NYC Still Waits for FiOS

After two years, an agreement that could let Verizon Communications Inc. (NYSE: VZ) bring FiOS TV to New York City is getting close -- but not that close.

A recent report in the New York Daily News citing unnamed sources said that a cable franchise agreement between the City of New York and Verizon was being hammered out and that a deal was "going down now." That might not be completely accurate, however.

"We've never expressed that a deal was about to be reached," says Vincent Grippo, chief of staff for the New York City Department of Information Technology and Telecommunications, which is the city agency negotiating the franchise.

According to the Daily News report, one of the sticking points of the negotiations was that the city was unhappy with Verizon's plans to cherry pick wealthier neighborhoods for its FiOS deployments with lower income areas being ignored.
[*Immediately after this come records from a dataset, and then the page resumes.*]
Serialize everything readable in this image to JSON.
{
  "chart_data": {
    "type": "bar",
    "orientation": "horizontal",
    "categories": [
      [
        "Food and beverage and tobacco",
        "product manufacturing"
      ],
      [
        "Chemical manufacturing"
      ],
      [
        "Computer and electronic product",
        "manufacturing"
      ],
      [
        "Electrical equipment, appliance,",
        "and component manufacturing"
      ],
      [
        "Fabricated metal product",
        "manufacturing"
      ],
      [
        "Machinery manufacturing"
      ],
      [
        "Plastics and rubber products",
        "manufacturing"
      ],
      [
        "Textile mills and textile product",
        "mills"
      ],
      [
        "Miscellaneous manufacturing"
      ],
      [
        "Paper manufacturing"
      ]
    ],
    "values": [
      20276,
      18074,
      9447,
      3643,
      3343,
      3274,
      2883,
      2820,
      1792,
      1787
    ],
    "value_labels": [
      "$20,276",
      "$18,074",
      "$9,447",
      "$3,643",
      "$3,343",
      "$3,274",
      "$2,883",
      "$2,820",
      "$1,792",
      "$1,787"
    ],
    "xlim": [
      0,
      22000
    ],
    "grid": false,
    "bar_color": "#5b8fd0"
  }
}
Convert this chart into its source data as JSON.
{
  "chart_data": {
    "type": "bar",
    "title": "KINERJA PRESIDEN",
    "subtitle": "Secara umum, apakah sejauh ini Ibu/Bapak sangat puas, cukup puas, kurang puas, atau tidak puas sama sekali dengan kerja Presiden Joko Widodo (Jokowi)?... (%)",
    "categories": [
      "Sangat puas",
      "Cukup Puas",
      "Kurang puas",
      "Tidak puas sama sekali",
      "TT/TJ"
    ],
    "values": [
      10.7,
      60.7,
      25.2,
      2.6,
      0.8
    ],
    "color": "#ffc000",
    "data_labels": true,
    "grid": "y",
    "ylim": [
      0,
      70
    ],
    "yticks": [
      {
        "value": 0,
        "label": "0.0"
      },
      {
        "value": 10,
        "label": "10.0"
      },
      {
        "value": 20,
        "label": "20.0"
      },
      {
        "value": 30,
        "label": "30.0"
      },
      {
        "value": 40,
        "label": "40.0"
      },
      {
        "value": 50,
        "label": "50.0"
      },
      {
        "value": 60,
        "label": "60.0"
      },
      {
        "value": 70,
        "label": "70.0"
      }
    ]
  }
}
"That's not necessarily one of the major issues," Grippo says. "It's one of many issues that are still on the table, but I think the cherry picking issue has been a little overstated."
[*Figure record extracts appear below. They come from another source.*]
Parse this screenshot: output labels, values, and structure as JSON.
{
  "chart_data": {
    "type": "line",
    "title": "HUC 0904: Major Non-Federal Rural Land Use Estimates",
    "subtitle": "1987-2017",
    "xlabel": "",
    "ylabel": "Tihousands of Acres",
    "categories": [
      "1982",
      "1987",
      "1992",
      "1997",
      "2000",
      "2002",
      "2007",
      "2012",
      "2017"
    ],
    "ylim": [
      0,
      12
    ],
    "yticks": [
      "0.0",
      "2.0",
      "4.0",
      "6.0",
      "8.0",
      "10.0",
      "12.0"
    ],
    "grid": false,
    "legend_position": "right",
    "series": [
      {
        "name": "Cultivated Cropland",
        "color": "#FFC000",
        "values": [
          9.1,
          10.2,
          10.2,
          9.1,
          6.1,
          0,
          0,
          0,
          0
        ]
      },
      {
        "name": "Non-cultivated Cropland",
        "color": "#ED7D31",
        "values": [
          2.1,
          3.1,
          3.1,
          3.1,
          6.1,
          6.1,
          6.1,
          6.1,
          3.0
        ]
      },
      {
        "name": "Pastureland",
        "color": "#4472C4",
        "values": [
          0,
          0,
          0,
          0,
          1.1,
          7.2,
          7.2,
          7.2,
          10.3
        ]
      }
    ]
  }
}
Since negotiations between the DOITT and Verizon are still ongoing, Grippo says he isn't sure when an agreement might be announced. He wouldn't get into the details of what some of the issues holding up the agreement are, but he did say that both sides have the same interest in having a widespread deployment.

"Verizon's approach in these negotiations is to have a citywide franchise and buildout, which is something we don't have," says Grippo. By contrast, Cablevision Systems Corp. (NYSE: CVC) and Time Warner Cable Inc. (NYSE: TWC) hold nine cable franchises between them throughout the city.
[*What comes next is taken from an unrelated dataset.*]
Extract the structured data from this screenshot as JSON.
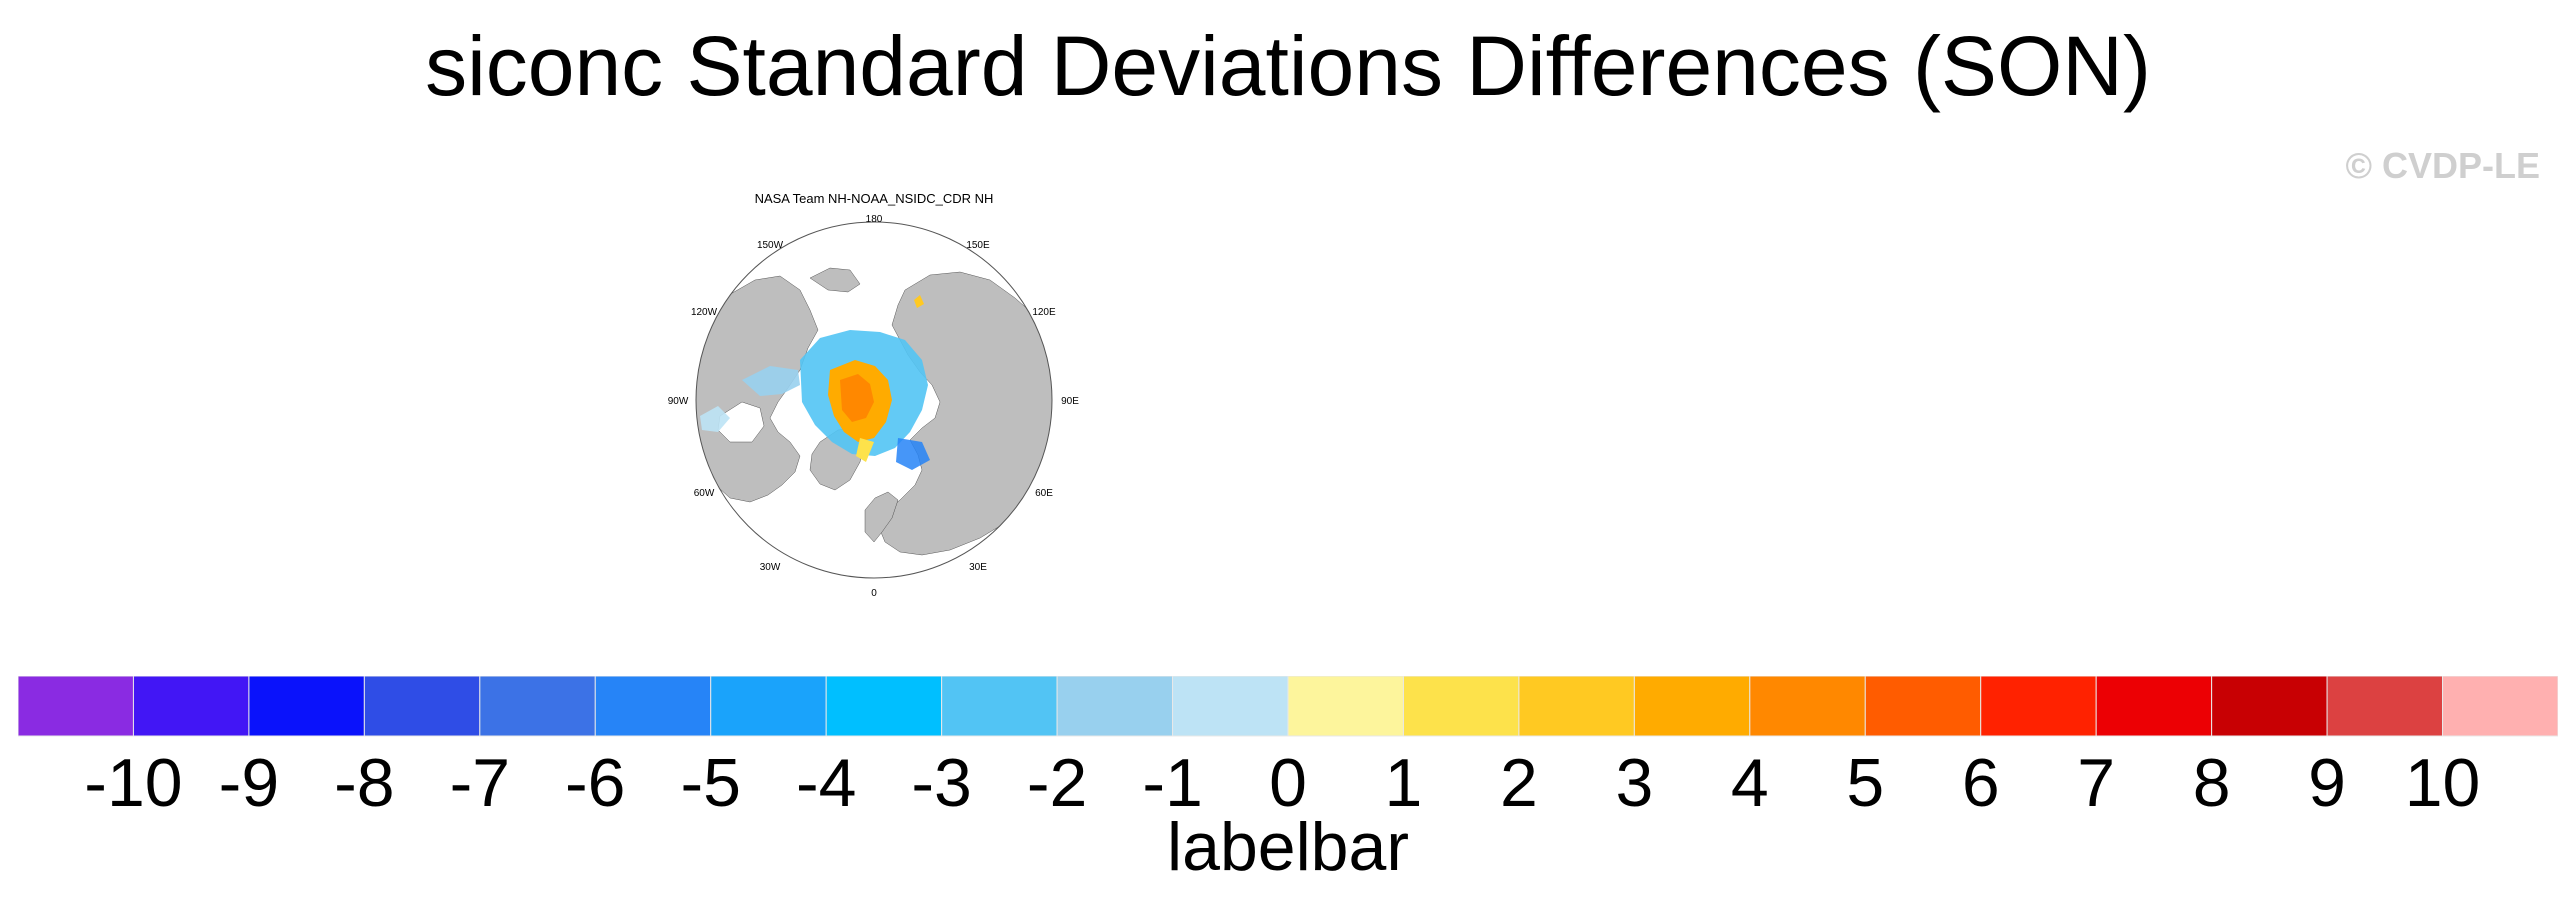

But don't expect to see FiOS reach New York City in the immediate future. Even once Verizon and the DOITT reach an agreement, no formal franchise will have been created. Verizon will have to bring the proposed franchise to the Franchise Concession and Review Committee, which is subject to the scrutiny and approval from the public, all five borough presidents, and the mayor [ed. note: plus the Rockettes, George Steinbrenner, and that guy who collects cans].

That is a process that Grippo says could take "anywhere from six weeks, if everything goes perfectly, to three or four months."

When it does happen, it will end what has been a long process for both sides. Verizon first approached New York about a cable franchise in May 2005 but wasn't prepared to negotiate until the spring of 2007. Talks have been intense since then.

Verizon certainly hasn't been ignoring New York when it comes to deploying the necessary fiber for FiOS. (See Fiber-to-the-MDU: Verizon's Manhattan Project.) That process had been held up due to complications around getting fiber into old apartment buildings. But Verizon expects that problem to go away in light of a new bendable fiber technology from Corning Inc. (NYSE: GLW) that came out last year. (See Corning Gets the Bends.)

Verizon would not offer comment on the franchise negotiations.